Modeling of Stylistic Variation in Social Media with Stretchy Patterns
Citation
Philip Gianfortoni, David Adamson, Carolyn P. Rosé, "Modeling of Stylistic Variation in Social Media with Stretchy Patterns", Proceedings of the First Workshop on Algorithms and Resources for Modelling of Dialects and Language Varieties, 2011
Online version
Brief Summary
This paper presents a new technique for Automatic Pattern Extraction with a view to find new features for linguistic style modeling, especially for the cases where the data is less. The authors propound "stretchy patterns" which are information extraction patterns that allow for gaps of arbitrary length between the constituents of the pattern, and thus give more coverage to these patterns for a style modeling task. The authors show that these patterns are more effective than usual unigram, bigram and POS based features for the task of gender-based linguistic style classification. The authors also claim that using such patterns as features generalizes well over different domains.
Dataset
The dataset used was a set of blogs from Blog Authorship Corpus. Each post in the blog is labeled with some metadata like gender and occupation of the author. For showing that stretchy patterns are more effective than other usual features, a set of 150 post from male authors and 150 posts from female authors was taken for each of the 10 most common occupations as mentioned the blog corpus, thus making for a total of 3000 posts. For the task of showing domain generality for stretchy patterns, similar to the above dataset, a set of 100 posts by male authors and 100 by female were taken for each of these 10 categories, and a LOO CV was performed.
Stretchy Patterns
The authors first presented the notion of categories for stretchy patterns. Basically, each token or word in the corpus is assumed to be composed of a surface-form lexeme and any additional syntactic or semantic information about the word. Any of the available forms of a token is called a type. A category is a set of word-types. Each type must belong to at least one category. Gap is a special category, containing all types that aren’t part of any other category. The types belonging to any defined category may also be explicitly added to the Gap category.

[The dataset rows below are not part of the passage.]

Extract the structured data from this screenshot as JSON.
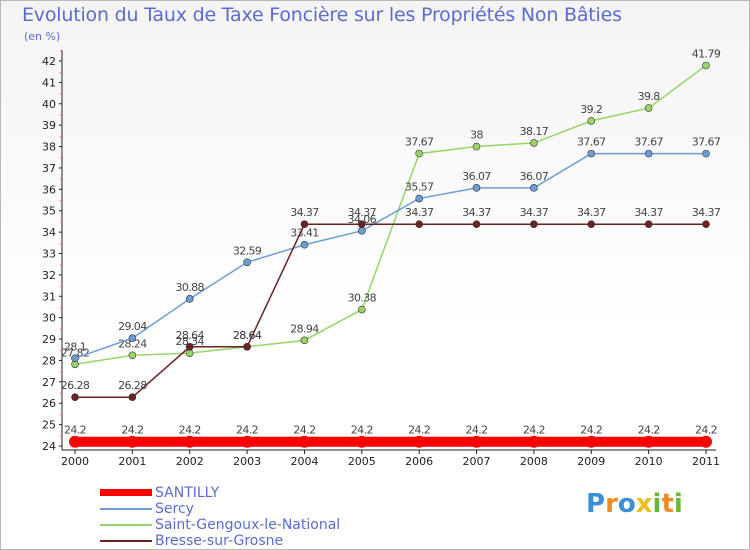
{
  "chart_data": {
    "type": "line",
    "title": "Evolution du Taux de Taxe Foncière sur les Propriétés Non Bâties",
    "unit_label": "(en %)",
    "x": [
      "2000",
      "2001",
      "2002",
      "2003",
      "2004",
      "2005",
      "2006",
      "2007",
      "2008",
      "2009",
      "2010",
      "2011"
    ],
    "ylim": [
      24,
      42
    ],
    "yticks": [
      "24",
      "25",
      "26",
      "27",
      "28",
      "29",
      "30",
      "31",
      "32",
      "33",
      "34",
      "35",
      "36",
      "37",
      "38",
      "39",
      "40",
      "41",
      "42"
    ],
    "grid": false,
    "legend_position": "bottom-left",
    "series": [
      {
        "name": "SANTILLY",
        "color": "#ff0000",
        "values": [
          24.2,
          24.2,
          24.2,
          24.2,
          24.2,
          24.2,
          24.2,
          24.2,
          24.2,
          24.2,
          24.2,
          24.2
        ],
        "labels": [
          "24.2",
          "24.2",
          "24.2",
          "24.2",
          "24.2",
          "24.2",
          "24.2",
          "24.2",
          "24.2",
          "24.2",
          "24.2",
          "24.2"
        ]
      },
      {
        "name": "Sercy",
        "color": "#6a9ed6",
        "values": [
          28.1,
          29.04,
          30.88,
          32.59,
          33.41,
          34.06,
          35.57,
          36.07,
          36.07,
          37.67,
          37.67,
          37.67
        ],
        "labels": [
          "28.1",
          "29.04",
          "30.88",
          "32.59",
          "33.41",
          "34.06",
          "35.57",
          "36.07",
          "36.07",
          "37.67",
          "37.67",
          "37.67"
        ]
      },
      {
        "name": "Saint-Gengoux-le-National",
        "color": "#98d466",
        "values": [
          27.82,
          28.24,
          28.34,
          28.64,
          28.94,
          30.38,
          37.67,
          38,
          38.17,
          39.2,
          39.8,
          41.79
        ],
        "labels": [
          "27.82",
          "28.24",
          "28.34",
          "28.64",
          "28.94",
          "30.38",
          "37.67",
          "38",
          "38.17",
          "39.2",
          "39.8",
          "41.79"
        ]
      },
      {
        "name": "Bresse-sur-Grosne",
        "color": "#6b2222",
        "values": [
          26.28,
          26.28,
          28.64,
          28.64,
          34.37,
          34.37,
          34.37,
          34.37,
          34.37,
          34.37,
          34.37,
          34.37
        ],
        "labels": [
          "26.28",
          "26.28",
          "28.64",
          "28.64",
          "34.37",
          "34.37",
          "34.37",
          "34.37",
          "34.37",
          "34.37",
          "34.37",
          "34.37"
        ]
      }
    ]
  },
  "legend": {
    "items": [
      {
        "label": "SANTILLY",
        "color": "#ff0000",
        "thickness": 7
      },
      {
        "label": "Sercy",
        "color": "#6a9ed6",
        "thickness": 2
      },
      {
        "label": "Saint-Gengoux-le-National",
        "color": "#98d466",
        "thickness": 2
      },
      {
        "label": "Bresse-sur-Grosne",
        "color": "#6b2222",
        "thickness": 2
      }
    ]
  },
  "logo": {
    "text": "Proxiti",
    "letters": [
      "P",
      "r",
      "o",
      "x",
      "i",
      "t",
      "i"
    ],
    "colors": [
      "#3a8fd8",
      "#f08a24",
      "#3a8fd8",
      "#e8c020",
      "#66b83a",
      "#f08a24",
      "#66b83a"
    ]
  }
}
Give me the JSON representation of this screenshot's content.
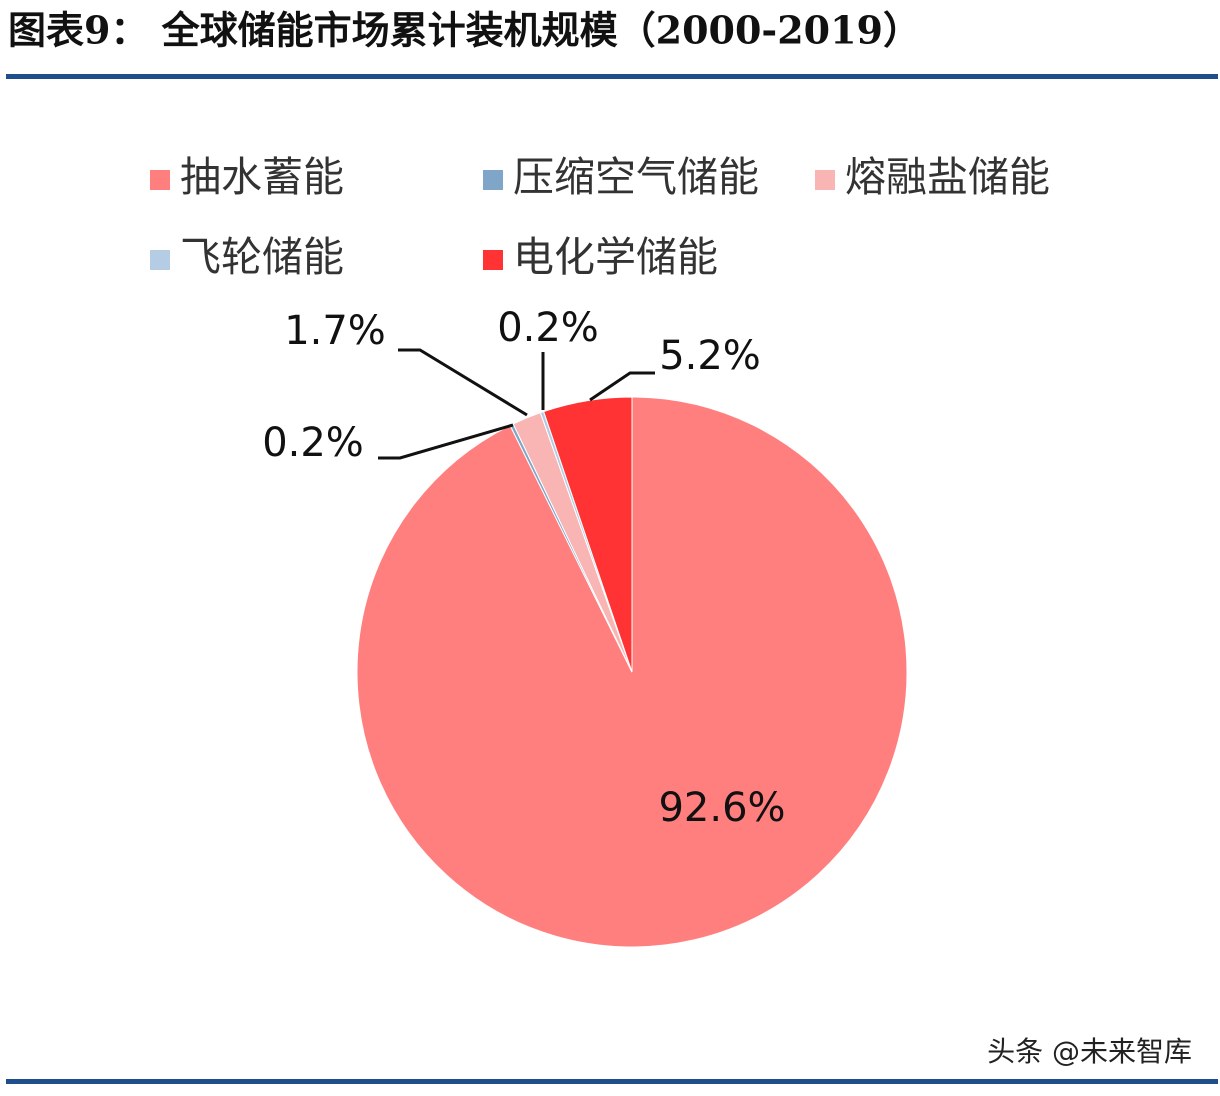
{
  "chart_data": {
    "type": "pie",
    "title": "图表9：  全球储能市场累计装机规模（2000-2019）",
    "categories": [
      "抽水蓄能",
      "压缩空气储能",
      "熔融盐储能",
      "飞轮储能",
      "电化学储能"
    ],
    "values": [
      92.6,
      0.2,
      1.7,
      0.2,
      5.2
    ],
    "value_labels": [
      "92.6%",
      "0.2%",
      "1.7%",
      "0.2%",
      "5.2%"
    ],
    "colors": [
      "#ff7f7f",
      "#7fa6c9",
      "#f9b4b4",
      "#b4cce4",
      "#ff3333"
    ],
    "watermark": "头条 @未来智库"
  }
}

A stretchy pattern, then, is defined as a sequence of categories, which must not begin or end with a Gap category. There can be any number of adjacent Gap instances in a pattern by the string “GAP+” and every other category instance by its label. The table below lists the word-categories that the authors identified.
As an example, see the following stretchy pattern which comprises of some of the identified categories along with the GAP category.
[cc] (GAP+) [adj] [adj]
“and (some clients were) kinda popular...”
“from (our) own general election...”
Extracting the Patterns
Patterns are extracted from the training set, using a sliding window over the token stream to generate all allowable combinations of category-gap sequences within the window. As this generates an exponential number of patterns, the authors first filtered this huge list of patterns by their accuracy and coverage. In the experiments, these thresholds were set to a minimum of 60% per-feature precision, and at least 15 document-level hits.
Experiments
The authors performed experiments on the dataset (as mentioned above) for two experiments: doing gender-based linguistic style variation classification, and showing domain-generalization of stretchy patterns as features. For both the experiments Unigram, Unigram+Bigram, and POS tags were chosen as three features to compare stretchy patterns with. As mentioned above, for the second experiment, a LOO CV was done, training on data from 9 categories and testing on the left out one, in each iteration. The results are as show in the tables below (first for the classification experiment, and then for the domain-generalization experiment). As can be seen, stretchy patterns do significantly better than the best baseline.